The antibody levels of 42 previously vaccinated health care workers were measured in the study. Of the 42 workers, 12 received their flu shot and bivalent COVID-19 booster on the same day, and the other 30 received them on different days of the same month.
Evidence of sustained increased antibody levels
Roughly a month after the health care workers received COVID-19 boosters, antibody tests showed that those who received the booster and the flu shot on the same day had higher IgG1 levels.
IgG1 is an antibody that protects the body from harmful bacteria and viruses, per Science Direct. The antibody recognizes antigens, attaches itself to them and signals the immune system to respond. This antibody is also crucial to fighting against COVID-19, NBC reported.
The same health care workers were later tested again, and the raised antibody levels remained raised six months after injection.
A senior scholar at the John Hopkins Center for Health Security, Amesh Adalja, told The Guardian the increase in IgG1 is “possibly due to enhanced stimulation of the immune system by both vaccines being present at the same time.”
“The key thing is to see if this has any kind of meaningful clinical benefit — do the higher levels of antibody translate into more protection against infection or disease?” Adalja continued.
The chief of infectious diseases at Penn Presbyterian Medical Center in Philadelphia, Dr.
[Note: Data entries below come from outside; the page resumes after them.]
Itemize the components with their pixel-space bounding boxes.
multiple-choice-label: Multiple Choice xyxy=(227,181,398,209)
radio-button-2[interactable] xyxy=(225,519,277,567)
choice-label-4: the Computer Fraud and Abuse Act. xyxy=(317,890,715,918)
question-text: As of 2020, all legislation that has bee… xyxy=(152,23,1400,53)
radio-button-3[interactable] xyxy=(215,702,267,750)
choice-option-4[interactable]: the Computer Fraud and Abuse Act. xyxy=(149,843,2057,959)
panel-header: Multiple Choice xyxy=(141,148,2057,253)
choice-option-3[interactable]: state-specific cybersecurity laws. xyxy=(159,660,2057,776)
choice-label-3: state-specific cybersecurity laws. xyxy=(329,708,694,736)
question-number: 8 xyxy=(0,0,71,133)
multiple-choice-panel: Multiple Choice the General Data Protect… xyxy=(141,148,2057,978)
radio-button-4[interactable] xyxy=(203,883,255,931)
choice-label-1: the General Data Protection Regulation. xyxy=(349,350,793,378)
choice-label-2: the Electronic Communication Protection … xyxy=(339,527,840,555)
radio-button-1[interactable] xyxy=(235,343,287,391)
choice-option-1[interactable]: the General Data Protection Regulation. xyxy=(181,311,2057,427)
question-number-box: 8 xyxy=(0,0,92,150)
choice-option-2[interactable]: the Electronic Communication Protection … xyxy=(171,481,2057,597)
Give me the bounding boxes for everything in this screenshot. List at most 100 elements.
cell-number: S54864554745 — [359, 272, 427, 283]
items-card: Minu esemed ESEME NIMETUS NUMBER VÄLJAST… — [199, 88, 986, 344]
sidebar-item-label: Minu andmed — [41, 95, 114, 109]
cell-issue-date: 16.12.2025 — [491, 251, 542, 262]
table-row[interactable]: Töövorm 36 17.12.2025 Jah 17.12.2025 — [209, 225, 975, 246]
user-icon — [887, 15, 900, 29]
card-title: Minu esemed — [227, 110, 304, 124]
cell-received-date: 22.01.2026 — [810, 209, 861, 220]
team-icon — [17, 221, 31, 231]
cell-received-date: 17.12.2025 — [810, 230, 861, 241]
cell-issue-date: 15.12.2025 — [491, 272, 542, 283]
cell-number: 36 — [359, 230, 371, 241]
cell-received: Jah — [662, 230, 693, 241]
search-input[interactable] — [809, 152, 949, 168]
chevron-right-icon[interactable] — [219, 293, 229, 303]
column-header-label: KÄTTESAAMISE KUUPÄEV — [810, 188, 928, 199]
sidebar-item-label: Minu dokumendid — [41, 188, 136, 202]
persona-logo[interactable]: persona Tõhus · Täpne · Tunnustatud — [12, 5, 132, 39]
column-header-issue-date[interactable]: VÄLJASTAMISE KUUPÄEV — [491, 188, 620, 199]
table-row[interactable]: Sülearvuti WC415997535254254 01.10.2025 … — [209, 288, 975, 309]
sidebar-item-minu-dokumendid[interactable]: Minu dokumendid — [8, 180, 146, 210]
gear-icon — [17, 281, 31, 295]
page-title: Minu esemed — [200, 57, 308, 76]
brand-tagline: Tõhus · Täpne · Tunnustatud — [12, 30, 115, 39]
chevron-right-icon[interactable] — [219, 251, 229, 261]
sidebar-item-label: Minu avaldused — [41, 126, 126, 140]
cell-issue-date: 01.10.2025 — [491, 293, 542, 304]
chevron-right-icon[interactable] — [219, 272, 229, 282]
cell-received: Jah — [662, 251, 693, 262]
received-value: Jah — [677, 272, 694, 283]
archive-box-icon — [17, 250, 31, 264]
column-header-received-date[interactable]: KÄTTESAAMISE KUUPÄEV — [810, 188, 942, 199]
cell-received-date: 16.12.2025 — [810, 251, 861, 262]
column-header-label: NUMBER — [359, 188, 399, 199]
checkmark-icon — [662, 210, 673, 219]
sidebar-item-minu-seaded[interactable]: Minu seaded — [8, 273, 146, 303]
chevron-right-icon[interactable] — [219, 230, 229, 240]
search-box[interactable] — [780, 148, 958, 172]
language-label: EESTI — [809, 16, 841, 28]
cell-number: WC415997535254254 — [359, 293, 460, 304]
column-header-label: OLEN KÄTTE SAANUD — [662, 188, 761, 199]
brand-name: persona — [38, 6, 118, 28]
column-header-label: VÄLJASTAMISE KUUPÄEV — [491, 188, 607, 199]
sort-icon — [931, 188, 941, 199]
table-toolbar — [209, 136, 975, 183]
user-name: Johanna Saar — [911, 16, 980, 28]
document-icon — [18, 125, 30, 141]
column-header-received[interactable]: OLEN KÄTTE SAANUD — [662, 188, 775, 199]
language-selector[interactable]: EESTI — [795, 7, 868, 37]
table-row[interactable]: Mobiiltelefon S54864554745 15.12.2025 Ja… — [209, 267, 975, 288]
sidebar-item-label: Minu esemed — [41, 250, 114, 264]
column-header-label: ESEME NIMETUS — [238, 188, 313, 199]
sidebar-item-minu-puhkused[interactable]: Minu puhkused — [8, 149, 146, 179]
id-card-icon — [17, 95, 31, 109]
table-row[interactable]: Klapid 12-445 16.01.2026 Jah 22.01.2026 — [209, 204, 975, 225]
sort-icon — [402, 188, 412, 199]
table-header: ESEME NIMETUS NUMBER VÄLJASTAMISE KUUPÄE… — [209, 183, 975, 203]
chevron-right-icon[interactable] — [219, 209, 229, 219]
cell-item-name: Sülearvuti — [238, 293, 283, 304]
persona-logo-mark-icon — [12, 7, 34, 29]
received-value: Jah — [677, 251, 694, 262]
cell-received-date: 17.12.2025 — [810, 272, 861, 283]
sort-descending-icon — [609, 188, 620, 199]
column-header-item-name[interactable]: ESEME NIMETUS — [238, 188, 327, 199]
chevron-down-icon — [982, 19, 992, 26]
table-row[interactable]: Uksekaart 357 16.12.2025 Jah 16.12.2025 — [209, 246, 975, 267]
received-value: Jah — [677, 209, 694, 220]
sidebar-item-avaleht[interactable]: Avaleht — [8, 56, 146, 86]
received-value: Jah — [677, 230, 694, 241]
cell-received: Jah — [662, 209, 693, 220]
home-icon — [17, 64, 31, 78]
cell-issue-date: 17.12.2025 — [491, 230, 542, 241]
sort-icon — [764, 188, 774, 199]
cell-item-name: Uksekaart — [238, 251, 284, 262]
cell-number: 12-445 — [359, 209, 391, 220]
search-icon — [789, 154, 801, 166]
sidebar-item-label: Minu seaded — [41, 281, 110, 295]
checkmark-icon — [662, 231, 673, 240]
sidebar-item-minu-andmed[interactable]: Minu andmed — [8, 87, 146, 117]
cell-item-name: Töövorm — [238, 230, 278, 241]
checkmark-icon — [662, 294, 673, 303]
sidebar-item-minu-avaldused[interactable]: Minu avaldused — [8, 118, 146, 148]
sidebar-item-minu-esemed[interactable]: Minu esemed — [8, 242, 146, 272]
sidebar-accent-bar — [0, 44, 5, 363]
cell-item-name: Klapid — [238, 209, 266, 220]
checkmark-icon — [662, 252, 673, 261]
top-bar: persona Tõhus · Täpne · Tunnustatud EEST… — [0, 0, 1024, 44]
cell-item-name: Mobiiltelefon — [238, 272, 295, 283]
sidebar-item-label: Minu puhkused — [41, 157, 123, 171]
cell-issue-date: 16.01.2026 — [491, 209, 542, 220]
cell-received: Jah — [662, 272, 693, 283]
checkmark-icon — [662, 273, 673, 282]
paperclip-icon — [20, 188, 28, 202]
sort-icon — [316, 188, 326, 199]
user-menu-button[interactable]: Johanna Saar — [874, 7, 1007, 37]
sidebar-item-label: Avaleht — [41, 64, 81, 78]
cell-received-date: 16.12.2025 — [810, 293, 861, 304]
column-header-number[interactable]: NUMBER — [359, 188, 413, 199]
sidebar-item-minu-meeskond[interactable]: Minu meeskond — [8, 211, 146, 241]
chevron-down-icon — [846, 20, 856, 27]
Judith O’Donnell, added, “We probably would want to see this kind of data replicated using the current 2023 vaccines to really know with 100% certainty how giving those together might enhance immunity or not.”
Greater side effects
JAMA Network published an analysis of self-reported data from nearly 1 million individuals 12 years of age and older who received flu and COVID-19 booster shots on the same day. Of these individuals, 8% to 11% reported higher “systemic reactions” to the dual injection.
The CDC commented, “People who got a flu vaccine and COVID-19 monovalent vaccine at the same time were slightly more likely to have reactions including fatigue, headache, and muscle ache than people who only got a COVID-19 monovalent vaccine, but those reactions were mostly mild and went away quickly.”
Though the CDC encourages the public to receive COVID-19 boosters and the flu shot on the same day, it’s to increase efficiency in administration, not due to medical reasoning.
The CDC added that receiving both shots at once is safe, and though reactions are somewhat increased, they “were mostly mild and went away quickly.”